During the Pandemic, Americans Are Drinking “Super Premium” Spirits
High-end tipples spurred a surprising increase in alcohol sales in 2020
In a year that decimated the hospitality and on-premise business, the sale of spirits was surprisingly resilient.
According to the Distilled Spirits Council of the United States (DISCUS), total beverage alcohol sales by volume grew 3% in 2020, and spirits gained market share over beer and wine with sales rising 1.3 points (to 39.1%) — the 11th straight year of market gains in that category.
Most interestingly, we’re drinking the good stuff, as “super-premium” spirits (think high-end, less mass-market) represented 40% of revenue growth. “The increase in spirits sales revenue reflects consumers’ willingness to spend a little extra on super-premium spirits during the past year since they were not traveling, going on vacations or dining out as often,” said DISCUS Chief Economist David Ozgo at the council’s annual economic briefing. “It also reflected consumers’ desire to bring that special restaurant and bar experience they were missing into their homes.”

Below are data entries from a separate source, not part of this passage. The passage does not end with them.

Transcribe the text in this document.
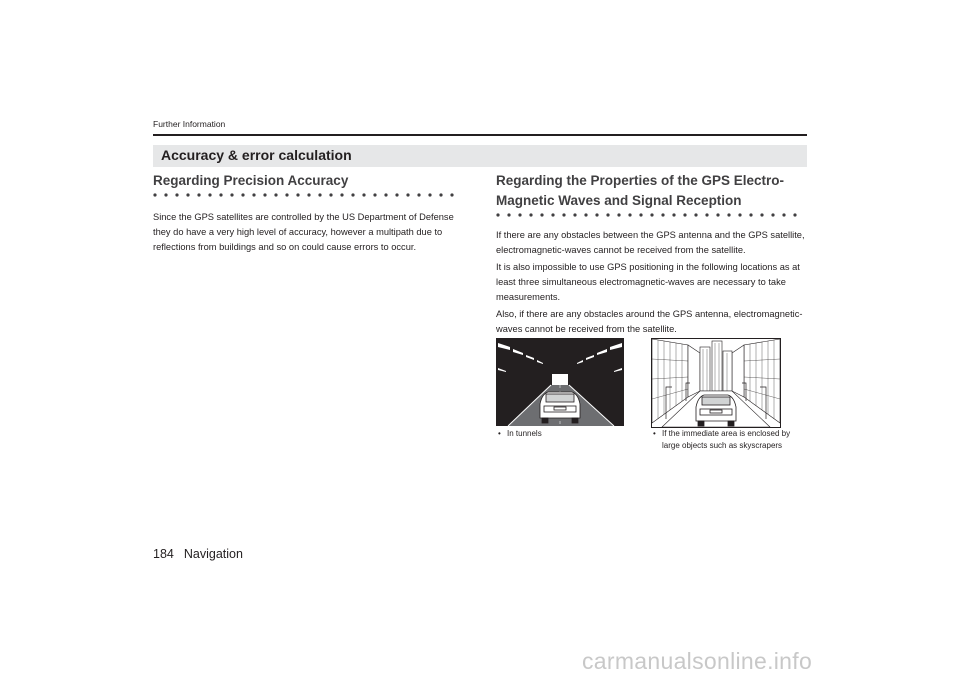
Further Information
Accuracy & error calculation
Regarding Precision Accuracy

Since the GPS satellites are controlled by the US Department of Defense they do have a very high level of accuracy, however a multipath due to reflections from buildings and so on could cause errors to occur.

Regarding the Properties of the GPS Electro-
Magnetic Waves and Signal Reception

If there are any obstacles between the GPS antenna and the GPS satellite, electromagnetic-waves cannot be received from the satellite.

It is also impossible to use GPS positioning in the following locations as at least three simultaneous electromagnetic-waves are necessary to take measurements.

Also, if there are any obstacles around the GPS antenna, electromagnetic-waves cannot be received from the satellite.

• In tunnels	• If the immediate area is enclosed by large objects such as skyscrapers
184 Navigation
carmanualsonline.info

And what we’re drinking most is American whiskey, which saw sales rise by 8.2% to $4.3 billion in sales. But other categories, including tequila/mezcal, Cognac and pre-mixed/ready-to-drink products, actually saw bigger gains percentage-wise (RTD sales were up a whopping 39.1%).

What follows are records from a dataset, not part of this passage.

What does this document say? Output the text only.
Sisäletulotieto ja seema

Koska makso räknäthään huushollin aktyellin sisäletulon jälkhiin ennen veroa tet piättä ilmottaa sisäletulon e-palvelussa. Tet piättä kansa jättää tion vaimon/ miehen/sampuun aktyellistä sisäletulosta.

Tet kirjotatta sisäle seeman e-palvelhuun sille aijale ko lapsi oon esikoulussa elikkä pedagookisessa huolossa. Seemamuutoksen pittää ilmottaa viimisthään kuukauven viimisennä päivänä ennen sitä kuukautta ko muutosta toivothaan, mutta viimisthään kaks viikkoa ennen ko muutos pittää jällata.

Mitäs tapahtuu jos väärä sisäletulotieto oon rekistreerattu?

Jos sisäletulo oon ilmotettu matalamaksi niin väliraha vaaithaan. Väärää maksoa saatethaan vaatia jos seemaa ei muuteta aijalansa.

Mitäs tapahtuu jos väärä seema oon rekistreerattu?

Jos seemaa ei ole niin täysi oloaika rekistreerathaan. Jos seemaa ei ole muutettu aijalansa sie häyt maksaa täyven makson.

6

Now the bad news: Off-premise sales (e.g., liquor stores) were up 18%, but on-premise sales were down 44% and sales at global travel retail outlets “dropped to nearly zero.” Overall, bars and restaurants saw a net loss of 2.3 million jobs in 2020. As well, 36% of craft distilleries reported a total revenue decline of 25% (or more) last year.
“Tariffs and the pandemic left a wake of destruction in the hospitality industry in 2020,” DISCUS President and CEO Chris Swonger noted. “Permanently enacting marketplace modernizations introduced in response to COVID-19, from online delivery to cocktails-to-go, will aid in the recovery of restaurants, bars and craft distilleries.”